Informações sobre o Torcicolo Muscular Congénito

O que é?


O Torcicolo Muscular Congénito é uma deformidade muscular que surge ao nível do pescoço, no momento do nascimento ou pouco depois, e que se caracteriza pela inclinação do pescoço para um lado e pela rotação da cabeça para o lado oposto. Deve-se ao encurtamento do músculo esternocleidomastóideo (um músculo que se dirige do osso atrás da orelha e atravessa o pescoço na diagonal).
É a forma mais comum de torcicolo na infância, ocorrendo em até 2% dos bebés, sendo mais comum à direita.


Quais as suas causas?


Ainda não estão totalmente esclarecidas, sendo provavelmente devido a vários fatores intra e extra-uterinos.
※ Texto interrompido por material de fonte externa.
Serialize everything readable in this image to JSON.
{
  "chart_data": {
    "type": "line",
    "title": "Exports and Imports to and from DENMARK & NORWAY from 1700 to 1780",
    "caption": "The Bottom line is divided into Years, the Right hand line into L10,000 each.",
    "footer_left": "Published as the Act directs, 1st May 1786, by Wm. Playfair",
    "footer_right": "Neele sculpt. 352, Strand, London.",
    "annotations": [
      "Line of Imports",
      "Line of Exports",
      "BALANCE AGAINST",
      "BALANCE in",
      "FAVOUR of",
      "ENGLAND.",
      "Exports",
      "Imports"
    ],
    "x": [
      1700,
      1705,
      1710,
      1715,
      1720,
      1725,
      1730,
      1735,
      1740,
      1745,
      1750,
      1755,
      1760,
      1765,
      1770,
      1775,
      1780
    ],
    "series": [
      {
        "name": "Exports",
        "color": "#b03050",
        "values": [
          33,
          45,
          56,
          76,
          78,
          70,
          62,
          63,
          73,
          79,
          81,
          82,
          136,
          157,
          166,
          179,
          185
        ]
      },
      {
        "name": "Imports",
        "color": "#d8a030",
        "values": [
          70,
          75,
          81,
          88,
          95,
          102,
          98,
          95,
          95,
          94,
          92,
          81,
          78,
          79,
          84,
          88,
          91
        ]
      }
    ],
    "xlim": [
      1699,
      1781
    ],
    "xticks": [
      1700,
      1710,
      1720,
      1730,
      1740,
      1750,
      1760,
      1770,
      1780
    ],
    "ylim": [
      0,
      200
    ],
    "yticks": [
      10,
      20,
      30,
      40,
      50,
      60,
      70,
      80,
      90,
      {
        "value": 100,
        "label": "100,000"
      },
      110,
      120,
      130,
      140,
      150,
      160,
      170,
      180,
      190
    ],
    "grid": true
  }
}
Como e quando se apresenta?


A tendência do pescoço a inclinar preferencialmente para um dos lados aparece tipicamente entre a 2ª e a 4ª semanas de vida.
O bebé apresenta-se com a cabeça inclinada para o lado afetado pelo torcicolo e o queixo rodado para o lado oposto.
Pode ser apenas uma preferência, uma atitude postural, ou o bebé pode não conseguir rodar a cabeça para esse lado, ou conseguir, mas de modo incompleto. Menos frequentemente, pode ser palpável uma massa (“papinho”) no pescoço do bebé, que tende a desaparecer entre os 2 e os 8 meses de idade.


Quais os outros achados que podem surgir?


O torcicolo muscular congénito pode associar-se a outras alterações se não for corrigido. Destacam-se a assimetria craniofacial, em que a cara do bebé não é simétrica podendo apresentar um olho ligeiramente mais fechado e uma bochecha menos desenvolvida, e a plagiocefalia, uma alteração no formato dos ossos da cabeça, em que se observa um achatamento na zona de apoio preferencial.


Como se diagnostica?


Para o diagnóstico é, na maioria dos casos, apenas necessária uma história clínica e um exame físico. Pode, em casos selecionados, ser necessária uma ecografia ao pescoço, ou eventualmente, outros exames complementares de diagnóstico, que poderão auxiliar na confirmação da origem muscular, ou na exclusão de outras causas para o torcicolo.


Como se trata?


Na maioria dos casos, o tratamento mais indicado é conservador, consistindo num programa de reabilitação, com intervenção de fisioterapia ou terapia ocupacional, visando nomeadamente melhorar a postura, o alinhamento cervical e do tronco, a amplitude do movimento do pescoço e a estimulação global do desenvolvimento.
O envolvimento dos pais/cuidadores no programa de reabilitação é fundamental para o seu sucesso.
Um dos pilares importantes do tratamento é o cumprimento dos cuidados a ter em casa, particularmente dos corretos posicionamentos e dos exercícios ensinados pelo médico e terapeuta da sua Equipa de Reabilitação.
Muito raramente, e apenas em casos excecionais, pode ser necessária uma intervenção cirúrgica.


Qual o prognóstico?


Geralmente é bom: mais de 90% dos casos submetidos a programa de reabilitação tem resultados bons a excelentes, se o tratamento for iniciado no 1º ano de vida.